3. “Join something that is repeated over time, because you capitalize on something called the ‘mere exposure effect’, our unconscious tendency to like people that are familiar,” Dr. Franco explained. “Once you join that repeated group, maybe it’s a hobby that you do in community with others, generate exclusivity by asking people to hang out one-on-one before or after the group.”
By following these three keys, Dr. Franco believes the important challenge of making adult friendships can become easier for all of us and create opportunities to change our lives for the better. In addition to her suggestions of practices to adopt, she also offered advice on the pitfalls to avoid.
Common mistakes to avoid
“I used to think I can make friends if I come off as smart, insightful, funny, persuasive, entertaining. But in fact, this is the least valuable quality people report in their friendships,” Dr. Franco said. “The most valuable quality is people want to be around someone who makes them feel like they matter. Being good at friendships is less about who you are, and more about how you treat people.”

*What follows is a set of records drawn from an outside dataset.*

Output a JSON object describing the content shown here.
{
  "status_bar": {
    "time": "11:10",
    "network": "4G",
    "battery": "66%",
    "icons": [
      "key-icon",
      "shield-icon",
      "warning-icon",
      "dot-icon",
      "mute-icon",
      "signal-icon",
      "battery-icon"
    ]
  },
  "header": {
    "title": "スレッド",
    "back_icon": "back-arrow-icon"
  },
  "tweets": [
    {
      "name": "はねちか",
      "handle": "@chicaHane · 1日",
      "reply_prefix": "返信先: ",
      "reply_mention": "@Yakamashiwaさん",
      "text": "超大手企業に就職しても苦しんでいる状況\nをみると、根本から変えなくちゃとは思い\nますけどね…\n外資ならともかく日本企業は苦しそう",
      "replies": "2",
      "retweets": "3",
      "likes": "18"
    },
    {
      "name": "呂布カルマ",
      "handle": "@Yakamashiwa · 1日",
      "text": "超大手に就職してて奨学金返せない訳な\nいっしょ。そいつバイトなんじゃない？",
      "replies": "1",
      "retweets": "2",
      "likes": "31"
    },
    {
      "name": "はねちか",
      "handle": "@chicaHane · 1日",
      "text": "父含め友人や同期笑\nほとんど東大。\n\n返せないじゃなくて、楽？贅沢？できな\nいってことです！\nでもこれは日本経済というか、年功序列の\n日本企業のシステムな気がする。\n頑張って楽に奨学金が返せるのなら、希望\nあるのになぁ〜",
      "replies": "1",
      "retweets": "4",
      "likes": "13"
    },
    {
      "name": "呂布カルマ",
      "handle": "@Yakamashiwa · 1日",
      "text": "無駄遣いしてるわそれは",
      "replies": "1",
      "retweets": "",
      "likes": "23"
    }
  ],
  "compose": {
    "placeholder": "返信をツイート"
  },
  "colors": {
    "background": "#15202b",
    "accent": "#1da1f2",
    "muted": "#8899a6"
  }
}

Dr. Franco revealed that many times our own self-doubts likely get in the way of focusing on others in the right ways. We can get caught up in how people are treating us, if they are reaching out to us and how they make us feel, and neglect holding ourselves accountable for how we are treating others.
“For me in college, going into a social group, I would just be like, ‘Everybody’s clingy, nobody introduced themselves to me, I feel lonely.’ But did I introduce myself to anyone else? Did I make anyone else feel like they belong? I didn’t.
“That’s our egocentric bias. We think so much more about how people affect us and so much less about how we’re affecting people. To be a good friend, we need to think more about how we’re affecting people and whether we are making them feel loved and valued.”
The health benefits of keeping adults friendships
While it can be intimidating to open ourselves up to others, Dr. Franco pointed to research that shows just how crucial adult friendships are to our overall health and wellbeing.
Dr. Franco calls loneliness “one of the biggest predictors of mortality”, even more so than diet and exercise. Research shows that diet and exercise have a 20-30% impact on how long we live, while social connection affects our longevity by 40-45%. That means one of the best things we could do for our health is really to stay socially connected.
“I call loneliness, not just a state of mind, but a way of viewing the world. You actually report liking other people less, having less compassion for humanity. You focus less on others in social interactions and more on yourself, because you get into this really self-protective place. Your body’s working on overdrive, because you’re in a state of threat for a prolonged period of time that promotes a lot of wear and tear on your body.”
By making and keeping adult friends, Dr. Franco believes that not only will the quantity of years you have left expand, but the quality of those years will grow too.